Define input and output directories / files

In [None]:
model_dir = 'page_model/export'
if not os.path.exists(model_dir):
    model_dir = 'model/'
assert(os.path.exists(model_dir))

input_files = glob(os.path.join('pages', 'test_a1', 'images/*'))

In [None]:
output_dir = './processed_images'
os.makedirs(output_dir, exist_ok=True)
# PAGE XML format output
output_pagexml_dir = os.path.join(output_dir, 'page_xml')
os.makedirs(output_pagexml_dir, exist_ok=True)

Start a tensorflow session

In [None]:
session = tf.InteractiveSession()

Select a random image

In [None]:
file_to_process = random.sample(input_files, 1)[0]

Load the model

In [None]:
m = LoadedModel(model_dir, predict_mode='filename')

Predict each pixel's label

In [None]:
# For each image, predict each pixel's label
prediction_outputs = m.predict(file_to_process)
probs = prediction_outputs['probs'][0]
original_shape = prediction_outputs['original_shape']

probs = probs[:, :, 1]  # Take only class '1' (class 0 is the background, class 1 is the page)
probs = probs / np.max(probs)  # Normalize to be in [0, 1]

# Binarize the predictions
page_bin = page_make_binary_mask(probs)

# Upscale to have full resolution image (cv2 uses (w,h) and not (h,w) for giving shapes)
bin_upscaled = cv2.resize(page_bin.astype(np.uint8, copy=False),
                          tuple(original_shape[::-1]), interpolation=cv2.INTER_NEAREST)

Show the probability map and binarized mask

In [None]:
plt.figure(figsize=(10,10))
plt.subplot(1,2,1)
plt.imshow(probs, cmap='gray')
plt.axis('off')
plt.title('Probability map')
plt.subplot(1,2,2)
plt.imshow(page_bin, cmap='gray')
plt.axis('off')
plt.title('Binary mask')

Find quadrilateral enclosing the page

In [None]:
pred_page_coords = boxes_detection.find_boxes(bin_upscaled.astype(np.uint8, copy=False),
                                              mode='min_rectangle', n_max_boxes=1)

In [None]:
# Draw page box on original image and export it.
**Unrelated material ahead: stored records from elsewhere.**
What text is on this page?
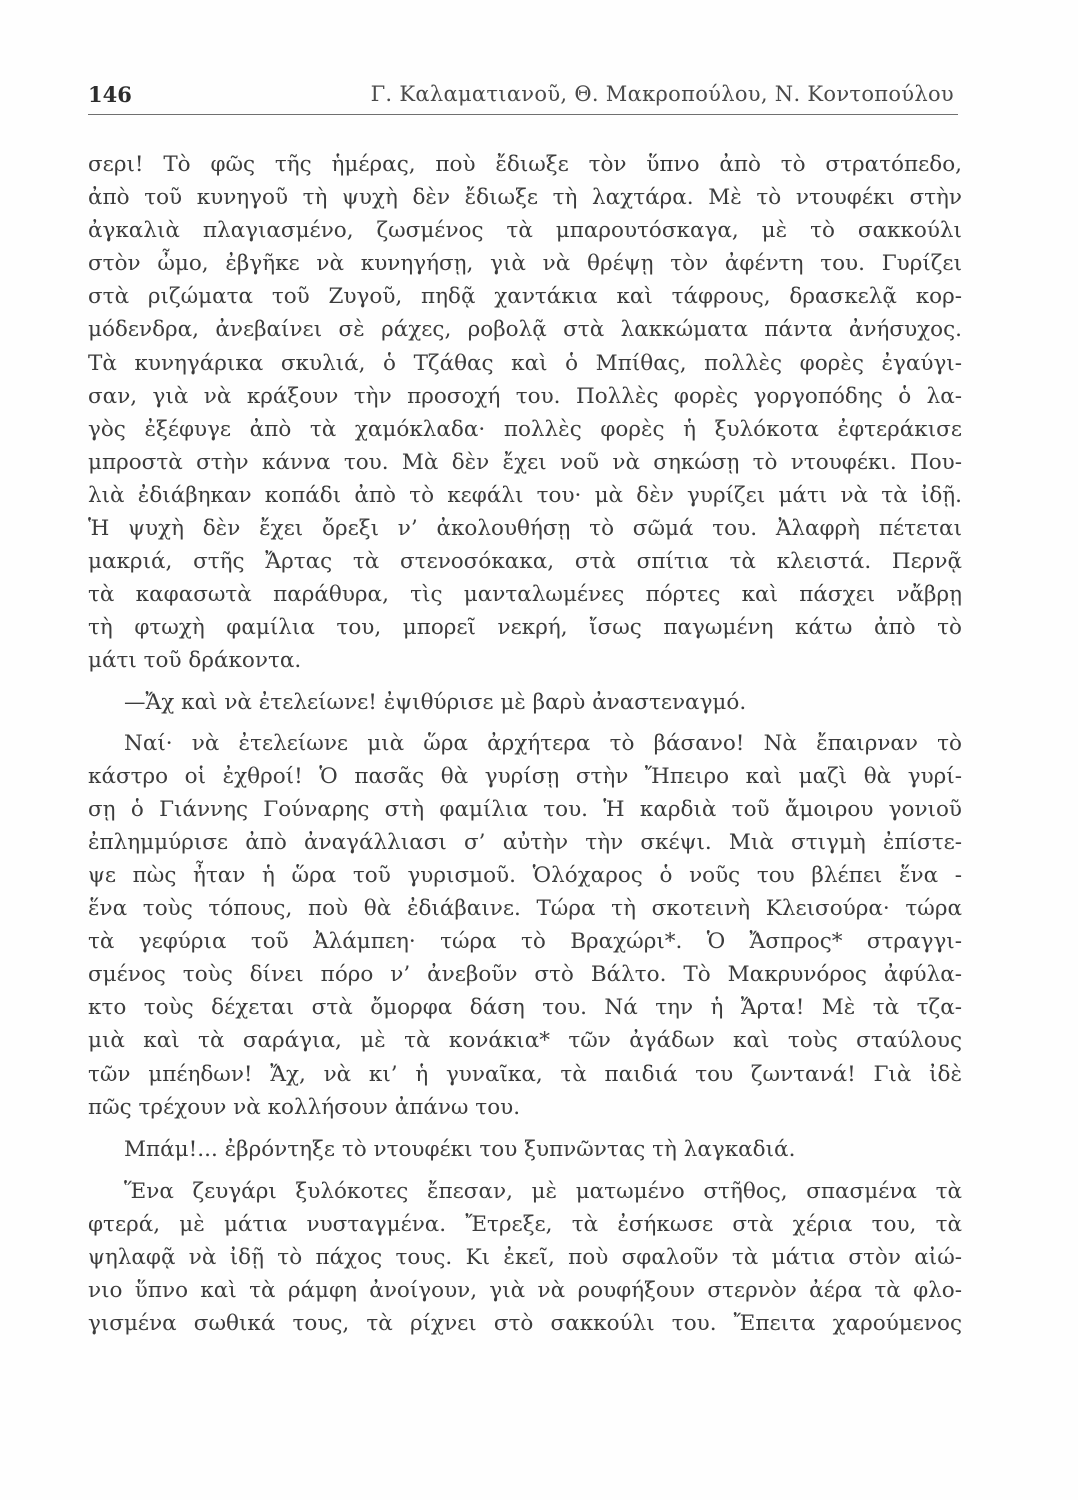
146	Γ. Καλαματιανοῦ, Θ. Μακροπούλου, Ν. Κοντοπούλου
σερι! Τὸ φῶς τῆς ἡμέρας, ποὺ ἔδιωξε τὸν ὕπνο ἀπὸ τὸ στρατόπεδο,
ἀπὸ τοῦ κυνηγοῦ τὴ ψυχὴ δὲν ἔδιωξε τὴ λαχτάρα. Μὲ τὸ ντουφέκι στὴν
ἀγκαλιὰ πλαγιασμένο, ζωσμένος τὰ μπαρουτόσκαγα, μὲ τὸ σακκούλι
στὸν ὦμο, ἐβγῆκε νὰ κυνηγήσῃ, γιὰ νὰ θρέψῃ τὸν ἀφέντη του. Γυρίζει
στὰ ριζώματα τοῦ Ζυγοῦ, πηδᾷ χαντάκια καὶ τάφρους, δρασκελᾷ κορ-
μόδενδρα, ἀνεβαίνει σὲ ράχες, ροβολᾷ στὰ λακκώματα πάντα ἀνήσυχος.
Τὰ κυνηγάρικα σκυλιά, ὁ Τζάθας καὶ ὁ Μπίθας, πολλὲς φορὲς ἐγαύγι-
σαν, γιὰ νὰ κράξουν τὴν προσοχή του. Πολλὲς φορὲς γοργοπόδης ὁ λα-
γὸς ἐξέφυγε ἀπὸ τὰ χαμόκλαδα· πολλὲς φορὲς ἡ ξυλόκοτα ἐφτεράκισε
μπροστὰ στὴν κάννα του. Μὰ δὲν ἔχει νοῦ νὰ σηκώσῃ τὸ ντουφέκι. Που-
λιὰ ἐδιάβηκαν κοπάδι ἀπὸ τὸ κεφάλι του· μὰ δὲν γυρίζει μάτι νὰ τὰ ἰδῇ.
Ἡ ψυχὴ δὲν ἔχει ὄρεξι ν’ ἀκολουθήσῃ τὸ σῶμά του. Ἀλαφρὴ πέτεται
μακριά, στῆς Ἄρτας τὰ στενοσόκακα, στὰ σπίτια τὰ κλειστά. Περνᾷ
τὰ καφασωτὰ παράθυρα, τὶς μανταλωμένες πόρτες καὶ πάσχει νἄβρῃ
τὴ φτωχὴ φαμίλια του, μπορεῖ νεκρή, ἴσως παγωμένη κάτω ἀπὸ τὸ
μάτι τοῦ δράκοντα.
—Ἄχ καὶ νὰ ἐτελείωνε! ἐψιθύρισε μὲ βαρὺ ἀναστεναγμό.
Ναί· νὰ ἐτελείωνε μιὰ ὥρα ἀρχήτερα τὸ βάσανο! Νὰ ἔπαιρναν τὸ
κάστρο οἱ ἐχθροί! Ὁ πασᾶς θὰ γυρίσῃ στὴν Ἤπειρο καὶ μαζὶ θὰ γυρί-
σῃ ὁ Γιάννης Γούναρης στὴ φαμίλια του. Ἡ καρδιὰ τοῦ ἄμοιρου γονιοῦ
ἐπλημμύρισε ἀπὸ ἀναγάλλιασι σ’ αὐτὴν τὴν σκέψι. Μιὰ στιγμὴ ἐπίστε-
ψε πὼς ἦταν ἡ ὥρα τοῦ γυρισμοῦ. Ὁλόχαρος ὁ νοῦς του βλέπει ἕνα -
ἕνα τοὺς τόπους, ποὺ θὰ ἐδιάβαινε. Τώρα τὴ σκοτεινὴ Κλεισούρα· τώρα
τὰ γεφύρια τοῦ Ἀλάμπεη· τώρα τὸ Βραχώρι*. Ὁ Ἄσπρος* στραγγι-
σμένος τοὺς δίνει πόρο ν’ ἀνεβοῦν στὸ Βάλτο. Τὸ Μακρυνόρος ἀφύλα-
κτο τοὺς δέχεται στὰ ὄμορφα δάση του. Νά την ἡ Ἄρτα! Μὲ τὰ τζα-
μιὰ καὶ τὰ σαράγια, μὲ τὰ κονάκια* τῶν ἀγάδων καὶ τοὺς σταύλους
τῶν μπέηδων! Ἄχ, νὰ κι’ ἡ γυναῖκα, τὰ παιδιά του ζωντανά! Γιὰ ἰδὲ
πῶς τρέχουν νὰ κολλήσουν ἀπάνω του.
Μπάμ!... ἐβρόντηξε τὸ ντουφέκι του ξυπνῶντας τὴ λαγκαδιά.
Ἕνα ζευγάρι ξυλόκοτες ἔπεσαν, μὲ ματωμένο στῆθος, σπασμένα τὰ
φτερά, μὲ μάτια νυσταγμένα. Ἔτρεξε, τὰ ἐσήκωσε στὰ χέρια του, τὰ
ψηλαφᾷ νὰ ἰδῇ τὸ πάχος τους. Κι ἐκεῖ, ποὺ σφαλοῦν τὰ μάτια στὸν αἰώ-
νιο ὕπνο καὶ τὰ ράμφη ἀνοίγουν, γιὰ νὰ ρουφήξουν στερνὸν ἀέρα τὰ φλο-
γισμένα σωθικά τους, τὰ ρίχνει στὸ σακκούλι του. Ἔπειτα χαρούμενος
Add also box coordinates to the txt file
original_img = imread(file_to_process, pilmode='RGB')
if pred_page_coords is not None:
    cv2.polylines(original_img, [pred_page_coords[:, None, :]], True, (0, 0, 255), thickness=5)
else:
    print('No box found in {}'.format(filename))

In [None]:
plt.figure(figsize=(10,10))
plt.imshow(original_img)

Export image and create page region and XML file

In [None]:
basename = os.path.basename(file_to_process).split('.')[0]
imsave(os.path.join(output_dir, '{}_boxes.jpg'.format(basename)), original_img)

page_border = PAGE.Border(coords=PAGE.Point.cv2_to_point_list(pred_page_coords[:, None, :]))
page_xml = PAGE.Page(image_filename=file_to_process, image_width=original_shape[1], image_height=original_shape[0], page_border=page_border)
xml_filename = os.path.join(output_pagexml_dir, '{}.xml'.format(basename))
page_xml.write_to_file(xml_filename, creator_name='PageExtractor')

#### 4. Have a look at the results in ``demo/processed_images``